Einerseits gibt es viele Missverständnisse und Schauermärchen über die Bestimmungen der DSGVO. Gleichzeitig hat eine alarmierend hohe Anzahl an Organisationen keinerlei konkrete Pläne für die DSGVO-Compliance.
„Gartner schätzt, dass über 50% aller Unternehmen, die von der DSGVO betroffen sind, deren Anforderungen bis Ende 2018 nicht erfüllen werden.“ Gartner
In diesem Artikel sehen wir uns an, wie Contact-Center von den Bestimmungen der DSGVO betroffen sind, was Contact-Center gezielt tun sollten, um die neue Regelung zu erfüllen, und wie sie ihre Compliance mit den neuen gesetzlichen Anforderungen zu ihrem Vorteil nutzen können.
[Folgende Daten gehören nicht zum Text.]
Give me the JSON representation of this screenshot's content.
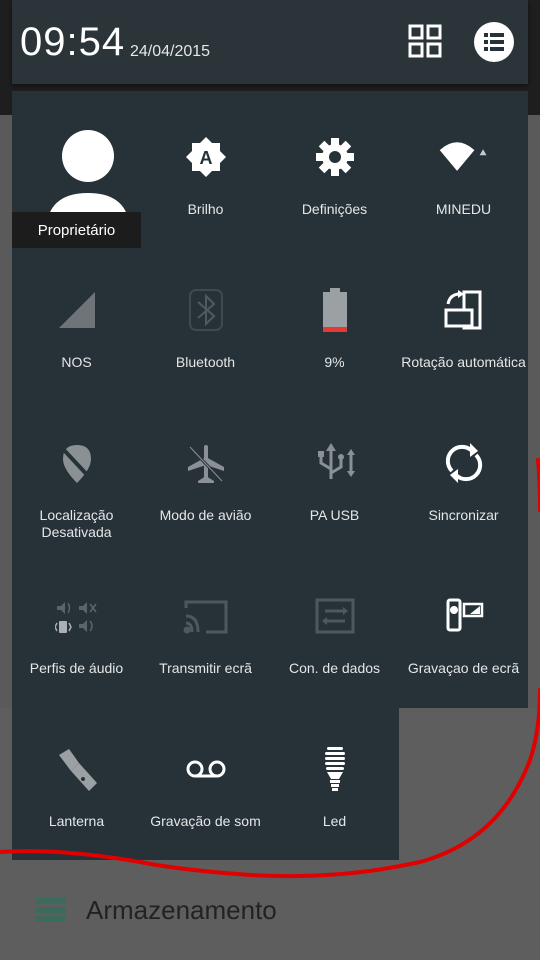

Es ist wichtig zu verstehen, dass die DSGVO keine Revolution, sondern eine Evolution im Kundendatenschutz darstellt. Aber auch so manche evolutionäre Geschäftsanforderung kann in technischer Hinsicht schnell zu einer Revolution werden. Der Großteil der Software, die Organisationen verwenden, muss einem Re-Design unterzogen werden, um vollen Support der DSGVO zu gewährleisten. Wir haben gesehen, dass einige US-amerikanische Cloud-Systeme bereits eingestellt wurden, nachdem sie verkündeten, dass sie die DSGVO aufgrund technischer Herausforderungen nicht unterstützen werden (zum Beispiel hat Salesforce angekündigt, die DSGVO für das SalesforceIQ (ehemals RelateIQ) CRM-System nicht zu unterstützen und den Kunden empfohlen, auf Sales Cloud umzusteigen; später wurde das Produkt dann komplett eingestellt).
Wichtig ist jedoch, dass die DSGVO nicht nur die Technologie, sondern auch etliche weitere Geschäftsbereiche betrifft.
Die Datenschutz-Grundverordnung (DSGVO) ist eine neue Regelung, die an die Stelle der Datenschutzrichtlinie tritt, den räumlichen Anwendungsbereich des Gesetzes erweitert, persönliche Rechte stärkt und die Anforderungen an jene Unternehmen erhöht, die personenbezogene Daten von EU-Bürgern sammeln und verarbeiten.
Im Gegensatz zu früheren Standards betrifft die DSGVO nicht nur Organisationen, die ihren Sitz in Europa haben, sondern auch Unternehmen in anderen Regionen. Wenn eine Organisation Daten von EU-Bürgern kontrolliert, sammelt und/oder verarbeitet, ist sie für die DSGVO-Compliance verantwortlich, unabhängig von einer physischen Präsenz in der Europäischen Union.
Die DSGVO schreibt Rechte von EU-Bürgern fest, und zwar das Auskunftsrecht, das Recht auf Dateneinsichtnahme, das Recht auf Berichtigung, das Recht auf Vergessenwerden, das Recht, die Verarbeitung einzuschränken, das Recht auf Benachrichtigung, das Recht auf Datenübertragbarkeit, das Recht, nicht auf Grundlage automatisierter Verarbeitung personenbezogener Daten (ML, AI) evaluiert zu werden und das Recht, Sammelklagen einzureichen.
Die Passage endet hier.